Member of the New York State Assembly from the 126th district
- Incumbent
- Assumed office January 6, 2021
- Preceded by: Gary Finch

Personal details
- Born: March 5, 1965 (age 61) Liverpool, New York, U.S.
- Party: Republican
- Education: Pennsylvania State University (BS) Syracuse University (MBA, MPA)

= John Lemondes Jr. =

American politician and businessman

John Lemondes Jr. is an American politician and businessman serving as a member of the New York State Assembly from the 126th district. Elected in November 2020, he assumed office on January 6, 2021.

== Early life and education ==
Lemondes is Greek-American. He earned a Bachelor of Science degree in agriculture from Pennsylvania State University, a Master of Business Administration from Syracuse University, and a Master of Arts in public administration from Maxwell School of Citizenship and Public Affairs.

== Career ==
Lemondes served in the United States Army for 27 years, retiring with the rank of Colonel. During his tenure, Lemondes worked as a project manager for the United States Army Chemical Materials Activity and as a speechwriter.

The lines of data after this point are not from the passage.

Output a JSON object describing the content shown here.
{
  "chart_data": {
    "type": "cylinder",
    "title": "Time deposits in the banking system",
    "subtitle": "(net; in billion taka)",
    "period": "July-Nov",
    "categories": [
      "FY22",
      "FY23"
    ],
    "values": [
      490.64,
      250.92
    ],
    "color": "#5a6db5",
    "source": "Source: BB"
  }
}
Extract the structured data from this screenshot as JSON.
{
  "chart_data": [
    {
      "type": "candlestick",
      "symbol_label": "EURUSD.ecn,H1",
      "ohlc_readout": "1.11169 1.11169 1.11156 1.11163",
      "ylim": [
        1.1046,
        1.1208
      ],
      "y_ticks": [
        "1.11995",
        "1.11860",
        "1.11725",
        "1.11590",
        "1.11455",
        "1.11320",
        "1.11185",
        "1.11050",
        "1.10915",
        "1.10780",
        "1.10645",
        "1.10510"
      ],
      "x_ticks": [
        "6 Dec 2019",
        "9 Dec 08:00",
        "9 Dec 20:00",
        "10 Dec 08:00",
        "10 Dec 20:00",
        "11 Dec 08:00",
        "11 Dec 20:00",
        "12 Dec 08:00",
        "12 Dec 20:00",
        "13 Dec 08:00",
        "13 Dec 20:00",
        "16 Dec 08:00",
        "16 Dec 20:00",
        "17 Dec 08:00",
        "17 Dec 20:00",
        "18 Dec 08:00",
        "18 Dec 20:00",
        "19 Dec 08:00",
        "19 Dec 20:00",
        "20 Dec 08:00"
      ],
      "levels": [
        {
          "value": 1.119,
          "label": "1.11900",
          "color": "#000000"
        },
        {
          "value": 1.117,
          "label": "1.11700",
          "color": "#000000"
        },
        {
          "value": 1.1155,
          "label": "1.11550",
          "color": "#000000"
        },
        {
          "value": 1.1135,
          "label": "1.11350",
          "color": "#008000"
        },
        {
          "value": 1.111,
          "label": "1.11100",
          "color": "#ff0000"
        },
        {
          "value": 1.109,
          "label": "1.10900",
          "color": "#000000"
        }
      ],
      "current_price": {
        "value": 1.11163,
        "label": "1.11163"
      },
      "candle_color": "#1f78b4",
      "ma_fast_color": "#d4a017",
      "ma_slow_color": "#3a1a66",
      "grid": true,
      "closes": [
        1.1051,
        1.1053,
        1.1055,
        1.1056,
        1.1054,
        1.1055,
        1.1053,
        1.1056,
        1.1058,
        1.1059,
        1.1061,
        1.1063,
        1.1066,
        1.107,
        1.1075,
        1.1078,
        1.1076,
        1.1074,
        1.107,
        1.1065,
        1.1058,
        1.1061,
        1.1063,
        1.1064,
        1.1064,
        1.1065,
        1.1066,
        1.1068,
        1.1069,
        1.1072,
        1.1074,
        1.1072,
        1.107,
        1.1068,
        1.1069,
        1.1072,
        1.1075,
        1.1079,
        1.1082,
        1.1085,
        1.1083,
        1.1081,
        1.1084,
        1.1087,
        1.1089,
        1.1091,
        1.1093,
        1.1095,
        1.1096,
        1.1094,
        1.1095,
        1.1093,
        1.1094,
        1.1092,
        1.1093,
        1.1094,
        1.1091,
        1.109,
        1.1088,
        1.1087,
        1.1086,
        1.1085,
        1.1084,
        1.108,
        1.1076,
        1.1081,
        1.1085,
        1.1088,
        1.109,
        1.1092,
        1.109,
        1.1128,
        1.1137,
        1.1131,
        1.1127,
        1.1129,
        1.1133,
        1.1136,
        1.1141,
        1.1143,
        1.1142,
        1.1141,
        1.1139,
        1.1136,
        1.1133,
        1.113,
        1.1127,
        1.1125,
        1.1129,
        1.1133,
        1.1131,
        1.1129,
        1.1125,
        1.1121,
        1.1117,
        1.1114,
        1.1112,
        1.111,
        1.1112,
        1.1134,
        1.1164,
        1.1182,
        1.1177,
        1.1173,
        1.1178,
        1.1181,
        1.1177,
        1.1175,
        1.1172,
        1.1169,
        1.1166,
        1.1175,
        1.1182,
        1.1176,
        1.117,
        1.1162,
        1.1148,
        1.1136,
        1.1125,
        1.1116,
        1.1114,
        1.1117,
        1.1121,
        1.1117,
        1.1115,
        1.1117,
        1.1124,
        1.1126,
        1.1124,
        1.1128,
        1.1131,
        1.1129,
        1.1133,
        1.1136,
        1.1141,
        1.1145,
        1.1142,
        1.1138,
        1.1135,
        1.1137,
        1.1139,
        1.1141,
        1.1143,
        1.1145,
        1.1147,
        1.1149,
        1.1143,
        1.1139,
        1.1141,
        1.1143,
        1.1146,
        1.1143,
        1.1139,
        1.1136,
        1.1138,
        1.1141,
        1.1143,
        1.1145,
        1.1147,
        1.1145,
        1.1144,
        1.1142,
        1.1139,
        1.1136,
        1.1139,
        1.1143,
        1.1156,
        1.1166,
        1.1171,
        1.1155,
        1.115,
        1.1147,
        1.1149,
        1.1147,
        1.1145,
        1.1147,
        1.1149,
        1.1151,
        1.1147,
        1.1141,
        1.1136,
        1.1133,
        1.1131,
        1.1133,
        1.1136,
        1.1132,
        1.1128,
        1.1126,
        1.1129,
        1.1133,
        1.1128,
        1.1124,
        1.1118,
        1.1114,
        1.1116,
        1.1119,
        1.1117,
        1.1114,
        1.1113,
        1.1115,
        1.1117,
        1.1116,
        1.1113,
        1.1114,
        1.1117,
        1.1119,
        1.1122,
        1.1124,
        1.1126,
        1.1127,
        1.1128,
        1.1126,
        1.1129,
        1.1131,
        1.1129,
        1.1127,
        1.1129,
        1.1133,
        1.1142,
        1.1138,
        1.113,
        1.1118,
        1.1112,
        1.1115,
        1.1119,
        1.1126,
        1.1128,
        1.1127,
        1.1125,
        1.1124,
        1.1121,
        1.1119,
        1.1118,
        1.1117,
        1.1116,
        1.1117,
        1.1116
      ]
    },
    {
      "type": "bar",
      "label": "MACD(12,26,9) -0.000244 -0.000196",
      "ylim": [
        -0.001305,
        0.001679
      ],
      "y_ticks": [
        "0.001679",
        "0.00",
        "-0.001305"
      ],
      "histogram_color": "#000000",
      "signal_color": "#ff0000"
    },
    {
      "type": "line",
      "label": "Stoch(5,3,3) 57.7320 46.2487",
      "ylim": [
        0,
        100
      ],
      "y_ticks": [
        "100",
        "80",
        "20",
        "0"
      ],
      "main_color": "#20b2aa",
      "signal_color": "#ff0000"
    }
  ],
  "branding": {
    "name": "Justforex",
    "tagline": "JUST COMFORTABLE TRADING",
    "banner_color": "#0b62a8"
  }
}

After retiring from the Army, Lemondes worked as a military and defense consultant for ASI Government and Saab AB. In 2014, Lemondes was a candidate for New York's 24th congressional district, placing second in the Republican primary after John Katko. Lemondes and his wife operate a family farm. He was elected to the New York State Assembly in November 2020 and assumed office on January 6, 2021.

In August 2025, Lemondes announced that he would run for the U.S. House of Representatives in New York's 22nd congressional district, challenging incumbent John Mannion. He dropped out of the race in January 2026.

== Political positions ==
Lemondes supports Donald Trump and his policies, including the One Big Beautiful Bill Act. He has endorsed Trump's false claims that the 2020 United States presidential election was stolen and supports Trump's decision to pardon rioters who participated in the January 6 United States Capitol attack. Lemondes opposes abortion rights and declined to say how he would vote on a bill to restrict abortion if elected to Congress, but supports exceptions for rape, incest, or to save the life of the mother.

During his tenure in the New York State Assembly, Lemondes marked a conservative voting record, having rarely broken with the Assembly's Republican minority, and was a frequent critic of Governor Kathy Hochul and the Assembly's Democratic majority, particularly toward the issues of immigration and crime. He criticized mask mandates for New York school children during the COVID-19 pandemic in New York as "draconian" and later called for their repeal.

In June 2025, following the No Kings protests, Lemondes wrote an op-ed in which he called the rallies "billionaire-funded propaganda". When asked to elaborate, Lemondes asserted that some of the 5,000 protesters who participated in a No Kings rally in Syracuse were paid to participate by George Soros, but had no evidence to support his claims.